The city of Grand Rapids has announced that it will again partner with local businesses and
organizations to renew the GRow1000 program for this summer. The GRow1000 program is an employment project designed to help Grand Rapids youth aged 15-24 find summer jobs. The effects of the pandemic have meant that jobs are in particularly short supply, but this program seeks to help youths find the right workplace for them.
“The GRow100 program was the brainchild of our city manager, Mark Washington,” said Harris Shannon, interim executive director for Our Community’s Children, and program manager of GRow1000. “It was a response to the ongoing pandemic last year, and racial injustices generally. He wanted to see something positive offered to our children and the youths of Grand Rapids, so he created a program with the vision of employing 1000 young people.”
Last year, the GRow1000 program was able to employ approximately 350 young people at more than 60 different locations. This year, the city has its sights aimed much higher, seeking to employ at least 650 youths, hoping to bring the total number employed up to 1000, as an investment in the future of Grand Rapids.
“Last year, young people were placed at businesses and organizations throughout Grand Rapids, but there were also spots in city government. Our Community’s Children is a public-private partnership, and last year we hosted 11 students. We know firsthand the benefits of Grow1000, which helps young people to be able to enhance their skills, discover new talents, and also make a meaningful wage while doing so,” Shannon said.

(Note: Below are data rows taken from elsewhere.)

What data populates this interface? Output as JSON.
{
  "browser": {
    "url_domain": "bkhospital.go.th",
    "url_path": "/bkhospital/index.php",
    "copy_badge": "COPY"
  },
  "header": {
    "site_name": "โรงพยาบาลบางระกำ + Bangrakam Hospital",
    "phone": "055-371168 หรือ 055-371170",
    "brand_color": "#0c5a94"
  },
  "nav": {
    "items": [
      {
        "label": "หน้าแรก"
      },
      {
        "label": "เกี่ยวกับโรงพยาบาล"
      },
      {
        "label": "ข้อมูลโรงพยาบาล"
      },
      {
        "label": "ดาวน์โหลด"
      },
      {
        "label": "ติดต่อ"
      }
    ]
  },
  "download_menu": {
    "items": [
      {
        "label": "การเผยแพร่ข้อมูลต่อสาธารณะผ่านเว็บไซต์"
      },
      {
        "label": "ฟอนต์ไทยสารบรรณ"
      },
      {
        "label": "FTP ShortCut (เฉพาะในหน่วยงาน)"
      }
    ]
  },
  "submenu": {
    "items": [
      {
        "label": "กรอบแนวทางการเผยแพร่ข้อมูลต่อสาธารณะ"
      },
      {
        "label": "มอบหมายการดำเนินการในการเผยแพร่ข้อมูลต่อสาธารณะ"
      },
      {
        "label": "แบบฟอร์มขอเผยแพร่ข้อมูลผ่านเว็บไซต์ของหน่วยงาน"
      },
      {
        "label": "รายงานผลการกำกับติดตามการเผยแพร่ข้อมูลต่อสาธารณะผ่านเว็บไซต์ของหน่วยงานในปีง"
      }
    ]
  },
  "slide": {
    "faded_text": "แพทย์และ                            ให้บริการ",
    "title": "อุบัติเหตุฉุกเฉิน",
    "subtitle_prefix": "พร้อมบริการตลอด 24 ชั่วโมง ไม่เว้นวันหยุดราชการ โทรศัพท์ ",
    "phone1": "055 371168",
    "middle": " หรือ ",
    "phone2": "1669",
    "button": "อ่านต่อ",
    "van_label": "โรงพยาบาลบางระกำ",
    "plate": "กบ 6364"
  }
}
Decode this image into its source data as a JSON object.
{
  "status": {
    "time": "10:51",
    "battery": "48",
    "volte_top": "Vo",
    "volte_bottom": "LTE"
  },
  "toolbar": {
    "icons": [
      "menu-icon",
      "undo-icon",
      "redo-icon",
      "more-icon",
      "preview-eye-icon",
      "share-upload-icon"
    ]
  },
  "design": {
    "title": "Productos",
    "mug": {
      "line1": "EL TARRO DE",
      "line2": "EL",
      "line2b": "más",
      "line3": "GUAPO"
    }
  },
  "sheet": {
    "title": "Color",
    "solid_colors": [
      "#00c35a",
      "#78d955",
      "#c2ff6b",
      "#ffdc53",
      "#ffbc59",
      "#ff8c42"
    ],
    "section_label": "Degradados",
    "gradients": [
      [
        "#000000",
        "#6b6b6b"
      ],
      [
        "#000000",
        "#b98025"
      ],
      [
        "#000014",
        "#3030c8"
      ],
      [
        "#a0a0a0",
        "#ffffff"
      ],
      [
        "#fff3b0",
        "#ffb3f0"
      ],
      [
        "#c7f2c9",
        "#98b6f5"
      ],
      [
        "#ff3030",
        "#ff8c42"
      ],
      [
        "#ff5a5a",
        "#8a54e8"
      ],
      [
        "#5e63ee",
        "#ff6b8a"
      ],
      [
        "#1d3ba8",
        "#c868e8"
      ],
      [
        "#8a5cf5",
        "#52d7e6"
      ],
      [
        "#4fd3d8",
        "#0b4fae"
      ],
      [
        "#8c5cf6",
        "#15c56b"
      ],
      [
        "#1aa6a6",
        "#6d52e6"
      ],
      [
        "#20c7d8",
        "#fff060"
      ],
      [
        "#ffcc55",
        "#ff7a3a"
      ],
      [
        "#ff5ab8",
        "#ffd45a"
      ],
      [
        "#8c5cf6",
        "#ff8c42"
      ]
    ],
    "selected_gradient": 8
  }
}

Applications will remain open until April 19, by which time hopeful applicants are encouraged to apply. The program itself will last six weeks, from June 14 to July 23. Participants should expect around 20 hours of paid work each week and will receive training for the job they were placed into. The wage earned depends on the age of the participant, with those under the age of eighteen earning 10 dollars per hour, while those between the ages of 18-24 would earn 13 dollars per hour.
Jobs include in-person, hybrid, and online options, with the ability to express a preference when applying. Pre-employment training begins on May 18, which is also paid based upon the usual hourly rate.
“There are several organizations and businesses who have registered to host these young people, and employment will start in June. The City of Grand Rapids will be the employer of record, but these businesses are going to provide the space to employ these young people,” Shannon said.
City Bus passes and masks will be provided to youths as necessary for them to work at the job site they were placed into. More information about the program can be found on the Grand Rapids City website, under the government section.